A plan to move the city’s municipal court to a new, leased facility blocks away has drawn increasing criticism from members of the Lynnwood City Council.

On Feb. 17, during a council work session, municipal court judge Stephen Moore also publicly criticized the plan, saying it “borders on the impossible.”

Mayor Don Gough wants to move the overcrowded court from its existing site at 19100 44th Ave. W. to a ground-floor strip mall office at 4114 198th St. SW.

A 10-year lease on the new site, delayed for months because of logistics problems, began Nov. 1, 2008; the council signed off on the lease plan in 2007. Under terms of the lease, the city would begin May 1 paying $7,220 monthly rent, with annual rent increases through October 2018.

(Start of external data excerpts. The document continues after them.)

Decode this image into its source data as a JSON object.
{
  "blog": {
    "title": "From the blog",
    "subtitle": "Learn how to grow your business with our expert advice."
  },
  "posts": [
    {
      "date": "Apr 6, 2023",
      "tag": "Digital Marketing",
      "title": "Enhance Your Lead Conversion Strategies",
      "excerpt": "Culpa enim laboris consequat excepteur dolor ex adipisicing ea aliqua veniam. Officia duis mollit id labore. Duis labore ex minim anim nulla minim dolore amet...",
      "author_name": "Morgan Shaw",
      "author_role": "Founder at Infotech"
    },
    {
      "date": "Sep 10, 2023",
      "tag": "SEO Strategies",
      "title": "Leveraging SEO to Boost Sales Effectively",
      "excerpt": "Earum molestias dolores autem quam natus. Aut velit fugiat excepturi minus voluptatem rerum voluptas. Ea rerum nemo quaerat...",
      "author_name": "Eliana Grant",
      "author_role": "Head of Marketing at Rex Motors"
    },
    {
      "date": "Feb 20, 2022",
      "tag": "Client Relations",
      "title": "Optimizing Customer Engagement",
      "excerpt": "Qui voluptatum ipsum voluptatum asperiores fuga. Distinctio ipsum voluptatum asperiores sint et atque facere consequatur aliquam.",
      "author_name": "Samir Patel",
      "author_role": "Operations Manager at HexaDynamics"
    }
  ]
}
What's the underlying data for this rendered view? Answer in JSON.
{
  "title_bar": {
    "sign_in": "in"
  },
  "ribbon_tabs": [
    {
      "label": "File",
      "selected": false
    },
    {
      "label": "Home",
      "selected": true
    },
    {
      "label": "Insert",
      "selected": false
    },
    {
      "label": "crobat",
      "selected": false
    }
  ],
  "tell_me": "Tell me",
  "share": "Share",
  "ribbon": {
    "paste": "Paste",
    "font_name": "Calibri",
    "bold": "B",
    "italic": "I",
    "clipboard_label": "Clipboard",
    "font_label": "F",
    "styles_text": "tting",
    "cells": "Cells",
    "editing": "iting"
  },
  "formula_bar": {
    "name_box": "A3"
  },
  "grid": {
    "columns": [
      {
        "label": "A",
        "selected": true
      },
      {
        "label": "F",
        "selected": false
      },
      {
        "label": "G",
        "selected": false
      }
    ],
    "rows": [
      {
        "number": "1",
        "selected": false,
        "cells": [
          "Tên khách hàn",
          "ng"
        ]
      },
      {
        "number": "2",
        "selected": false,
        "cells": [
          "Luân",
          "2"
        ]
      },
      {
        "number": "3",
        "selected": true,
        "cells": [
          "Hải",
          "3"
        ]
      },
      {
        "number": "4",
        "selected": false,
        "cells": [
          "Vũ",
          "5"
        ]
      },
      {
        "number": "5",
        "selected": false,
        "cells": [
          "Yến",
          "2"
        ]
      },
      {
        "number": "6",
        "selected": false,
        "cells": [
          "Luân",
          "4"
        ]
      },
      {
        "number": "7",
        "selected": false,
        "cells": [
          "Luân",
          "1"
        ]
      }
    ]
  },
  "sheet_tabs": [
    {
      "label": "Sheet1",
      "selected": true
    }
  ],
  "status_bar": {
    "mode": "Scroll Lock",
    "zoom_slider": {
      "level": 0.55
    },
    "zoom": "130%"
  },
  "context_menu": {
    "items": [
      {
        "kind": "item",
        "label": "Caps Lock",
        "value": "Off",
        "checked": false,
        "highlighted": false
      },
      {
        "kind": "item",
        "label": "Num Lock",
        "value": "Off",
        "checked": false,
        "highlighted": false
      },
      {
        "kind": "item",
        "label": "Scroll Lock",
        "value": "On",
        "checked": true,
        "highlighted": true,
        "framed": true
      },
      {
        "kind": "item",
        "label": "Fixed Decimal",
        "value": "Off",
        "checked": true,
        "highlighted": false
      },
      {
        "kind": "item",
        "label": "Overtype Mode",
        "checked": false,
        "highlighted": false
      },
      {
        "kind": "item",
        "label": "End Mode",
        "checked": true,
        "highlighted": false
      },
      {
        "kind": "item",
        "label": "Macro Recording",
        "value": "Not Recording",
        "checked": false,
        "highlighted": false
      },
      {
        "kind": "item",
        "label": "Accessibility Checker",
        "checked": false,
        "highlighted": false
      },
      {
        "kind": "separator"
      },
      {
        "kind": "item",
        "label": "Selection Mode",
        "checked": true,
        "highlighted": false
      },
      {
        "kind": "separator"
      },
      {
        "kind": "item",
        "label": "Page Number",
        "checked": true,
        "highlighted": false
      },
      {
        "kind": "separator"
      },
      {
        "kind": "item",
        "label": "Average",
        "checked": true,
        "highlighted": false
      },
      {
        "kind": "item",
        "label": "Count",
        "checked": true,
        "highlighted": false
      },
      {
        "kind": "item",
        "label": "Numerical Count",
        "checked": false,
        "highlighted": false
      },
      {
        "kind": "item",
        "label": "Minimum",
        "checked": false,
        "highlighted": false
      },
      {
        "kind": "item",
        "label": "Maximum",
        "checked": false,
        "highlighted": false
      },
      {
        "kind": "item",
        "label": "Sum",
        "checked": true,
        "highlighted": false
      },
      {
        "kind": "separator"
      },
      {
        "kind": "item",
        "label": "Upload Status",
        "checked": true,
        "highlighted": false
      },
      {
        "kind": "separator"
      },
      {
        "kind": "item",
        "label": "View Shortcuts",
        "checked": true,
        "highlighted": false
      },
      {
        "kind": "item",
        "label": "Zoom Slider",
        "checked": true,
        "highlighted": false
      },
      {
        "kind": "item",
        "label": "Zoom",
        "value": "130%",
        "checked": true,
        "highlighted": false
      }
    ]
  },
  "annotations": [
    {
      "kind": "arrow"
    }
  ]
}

Council members said they’re concerned that the new site isn’t large enough to accommodate the court, is unsafe and that the lease offers no way for the city to break out of it early.

Now, council members say their patience has just about run out.

“Shame on me,” said Councilman Loren Simmonds. “It would never have crossed my mind that the city would enter a 10-year lease agreement without an option clause.”

In December, the council ordered a freeze on additional project spending and the new site remains vacant.

A city-led committee that includes police, fire and court officials has come up with options to add more space. On Feb. 17, the leader of that committee, Public Works director Bill Franz, asked council members to allow the group more time to come up with a workable plan.

“The group does feel these issues are solvable,” Franz told the council. “We’re offering to you to try to get this project back on track.”

But Moore lambasted the plan.

He said it didn’t provide enough security and the new location is too small “to meet our current needs much less our needs for the future.

“You can’t put 10 pounds of court into a 5-pound box,” he said.

Councilwoman Lisa Utter said the chosen location “may just not be the place” to put the court.

“I think we need to be looking … at how to cut our losses and look at space options elsewhere,” she said.

Some officials, including police and city prosecutors, have been critical of the plan for months.

Last Dec. 11, a joint five-page memorandum to Gough and the council from high ranking members of the Lynnwood Police Department, court administrator Jill O’Cain, Moore and prosecutors cited “numerous safety and logistical concerns” about the new site’s design by architect DLR Group.

“The building for the court was selected without staff input and a lease was signed without a space needs study being undertaken,” the memo said. During an early interview, architects told court and police staff “the building was too small for the projected needs,” outlined in the city’s proposal request, according to the memo.